Since the 2018 Farm Bill was passed this past December including language that legalized the sale and production of hemp, the hemp industry has exploded across the United States. Hemp is a non-psychoactive relative of the cannabis plant, meaning it cannot get you high because it does not contain enough of the psychoactive cannabinoid tetrahydrocannabinol or THC. Entrepreneurs have been developing cannabis cream for arthritis, chronic pain, and many other conditions, as well as edibles infused with CBD and products meant to be inhaled through vaporizing devices. All of this demand for CBD creates a new niche in the market for many farmers.
North Carolina and hemp
North Carolina is an excellent example of how farmers are capitalizing on the hemp industry. It has been legal to grow hemp in North Carolina since 2014 when the 2014 Farm Bill was passed. This is beneficial to many farmers in North Carolina who used to grow tobacco, as the tobacco industry is declining in America, and the demand for tobacco plants is shrinking.
With the amount of hemp currently being grown in North Carolina, it is poised to become a leader in the hemp industry and will most likely attempt to set standards for cultivation, production, and extraction.
The hemp economy
As dairy and tobacco demand declines, and climate change affects many elements of agriculture, a new sustainable domestic crop is needed in America. Many farmers will attest that it takes a couple of years of cultivation to reap a good hemp crop, but they also note that even a mediocre hemp crop will be more profitable to them than a successful tobacco crop.
The hemp advocacy group Vote Hemp reported in 2017 that over 23,000 acres in the United States were devoted to growing hemp plants.

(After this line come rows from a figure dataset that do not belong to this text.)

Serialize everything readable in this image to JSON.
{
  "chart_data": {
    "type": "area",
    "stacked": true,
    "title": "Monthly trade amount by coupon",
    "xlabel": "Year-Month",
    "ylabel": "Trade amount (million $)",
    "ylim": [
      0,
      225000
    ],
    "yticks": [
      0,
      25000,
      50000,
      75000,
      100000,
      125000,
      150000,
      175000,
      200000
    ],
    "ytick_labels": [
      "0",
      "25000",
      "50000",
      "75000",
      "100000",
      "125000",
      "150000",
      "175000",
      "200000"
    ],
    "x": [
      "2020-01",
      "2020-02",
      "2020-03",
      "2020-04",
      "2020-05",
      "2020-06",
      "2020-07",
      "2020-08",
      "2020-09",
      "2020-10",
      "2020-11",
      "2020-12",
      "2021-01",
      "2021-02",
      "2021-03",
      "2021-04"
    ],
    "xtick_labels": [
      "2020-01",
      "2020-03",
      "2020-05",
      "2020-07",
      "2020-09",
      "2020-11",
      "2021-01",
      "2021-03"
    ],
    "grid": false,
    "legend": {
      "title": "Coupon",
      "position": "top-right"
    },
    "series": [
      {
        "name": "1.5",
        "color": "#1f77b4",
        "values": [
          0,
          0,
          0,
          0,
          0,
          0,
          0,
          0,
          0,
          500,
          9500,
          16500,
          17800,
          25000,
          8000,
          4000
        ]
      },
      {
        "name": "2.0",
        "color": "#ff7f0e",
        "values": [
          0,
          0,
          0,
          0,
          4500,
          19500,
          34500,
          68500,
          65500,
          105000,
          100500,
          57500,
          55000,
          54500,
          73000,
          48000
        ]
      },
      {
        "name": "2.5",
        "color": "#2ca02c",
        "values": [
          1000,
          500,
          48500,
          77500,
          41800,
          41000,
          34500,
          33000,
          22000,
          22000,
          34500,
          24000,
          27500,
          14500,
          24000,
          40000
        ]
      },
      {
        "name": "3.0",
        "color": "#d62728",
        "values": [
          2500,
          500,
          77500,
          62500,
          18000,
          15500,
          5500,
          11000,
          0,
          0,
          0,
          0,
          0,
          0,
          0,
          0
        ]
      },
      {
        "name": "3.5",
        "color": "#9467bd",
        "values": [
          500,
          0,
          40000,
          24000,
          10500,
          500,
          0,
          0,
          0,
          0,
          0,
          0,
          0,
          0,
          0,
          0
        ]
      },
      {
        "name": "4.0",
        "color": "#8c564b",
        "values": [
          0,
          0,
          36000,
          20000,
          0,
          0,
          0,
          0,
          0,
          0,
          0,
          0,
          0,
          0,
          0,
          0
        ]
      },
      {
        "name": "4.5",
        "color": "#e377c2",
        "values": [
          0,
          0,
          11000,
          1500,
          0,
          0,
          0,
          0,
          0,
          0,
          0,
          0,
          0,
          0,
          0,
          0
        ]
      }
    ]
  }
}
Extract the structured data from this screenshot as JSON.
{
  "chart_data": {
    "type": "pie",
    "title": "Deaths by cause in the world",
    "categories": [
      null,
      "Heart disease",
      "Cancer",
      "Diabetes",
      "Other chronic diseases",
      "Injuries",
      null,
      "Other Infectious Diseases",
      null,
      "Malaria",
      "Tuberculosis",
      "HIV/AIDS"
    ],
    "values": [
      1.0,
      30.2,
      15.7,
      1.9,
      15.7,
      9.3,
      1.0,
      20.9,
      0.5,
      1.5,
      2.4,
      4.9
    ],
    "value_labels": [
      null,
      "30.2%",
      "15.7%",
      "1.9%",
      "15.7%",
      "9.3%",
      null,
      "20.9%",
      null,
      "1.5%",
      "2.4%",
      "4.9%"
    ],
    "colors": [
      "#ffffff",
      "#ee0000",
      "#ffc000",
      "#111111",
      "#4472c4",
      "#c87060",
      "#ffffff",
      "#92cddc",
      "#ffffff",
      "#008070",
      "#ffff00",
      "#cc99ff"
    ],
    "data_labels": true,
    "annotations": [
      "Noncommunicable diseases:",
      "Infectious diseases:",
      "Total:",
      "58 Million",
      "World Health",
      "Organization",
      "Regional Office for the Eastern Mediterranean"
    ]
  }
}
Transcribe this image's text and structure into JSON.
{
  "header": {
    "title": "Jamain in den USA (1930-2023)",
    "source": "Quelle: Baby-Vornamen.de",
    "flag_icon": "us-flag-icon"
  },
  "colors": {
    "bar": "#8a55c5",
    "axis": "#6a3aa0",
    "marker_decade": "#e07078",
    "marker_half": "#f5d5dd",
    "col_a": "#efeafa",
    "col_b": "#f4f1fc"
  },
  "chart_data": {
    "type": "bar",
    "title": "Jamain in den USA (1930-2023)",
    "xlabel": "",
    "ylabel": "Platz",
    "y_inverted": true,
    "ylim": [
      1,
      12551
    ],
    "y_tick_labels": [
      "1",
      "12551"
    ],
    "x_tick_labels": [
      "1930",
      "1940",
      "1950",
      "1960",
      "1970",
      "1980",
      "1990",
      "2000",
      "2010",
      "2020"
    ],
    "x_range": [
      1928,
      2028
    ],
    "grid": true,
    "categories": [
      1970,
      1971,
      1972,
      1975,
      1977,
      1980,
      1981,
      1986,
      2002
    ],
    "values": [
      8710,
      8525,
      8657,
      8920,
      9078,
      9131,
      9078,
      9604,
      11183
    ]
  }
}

In 2018, that number skyrocketed to over 77,000. As hemp cultivation increases across the country, imports of hemp from countries like China and Canada have decreased as well, meaning the United States is becoming more self-reliant in terms of hemp.
FDA and regulation
The Food and Drug Administration still has not released concrete guidelines for how it will be regulating hemp and hemp products given this new boom in the industry. However, they did approve the first CBD, or cannabidiol-based, medication for the cessation of seizures. For many CBD and hemp advocates, this drug, called Epidiolex, is representative of a shift in mindset for many Americans and bureaucratic agencies.
Experts report that the CBD market could increase to $20 billion by the year 2022, so once the FDA releases their regulatory stance on these products, it will be intriguing to see where the market moves and how that will affect farmers.
CBD to THC
Currently, while the non-psychoactive CBD is federally legal in all 50 states, THC, the psychoactive component of the cannabis plant, is only legal at the state level in specific states. As more states move to decriminalize and legalize cannabis and cannabis products, the legal cannabis economy will expand as well.
Hemp farmers who are starting to cultivate large amounts of hemp are hedging their bets, knowing that it is a simple fix to essentially switch the sexes of the hemp plants they are currently growing for them to produce higher levels of THC. Currently, however, it is not legal to grow THC-producing cannabis plants in states that are at the forefront of the CBD boom, like N0rth Carolina, so these farmers will have to wait until the tide turns towards legalization in their home states to avoid trouble with the law.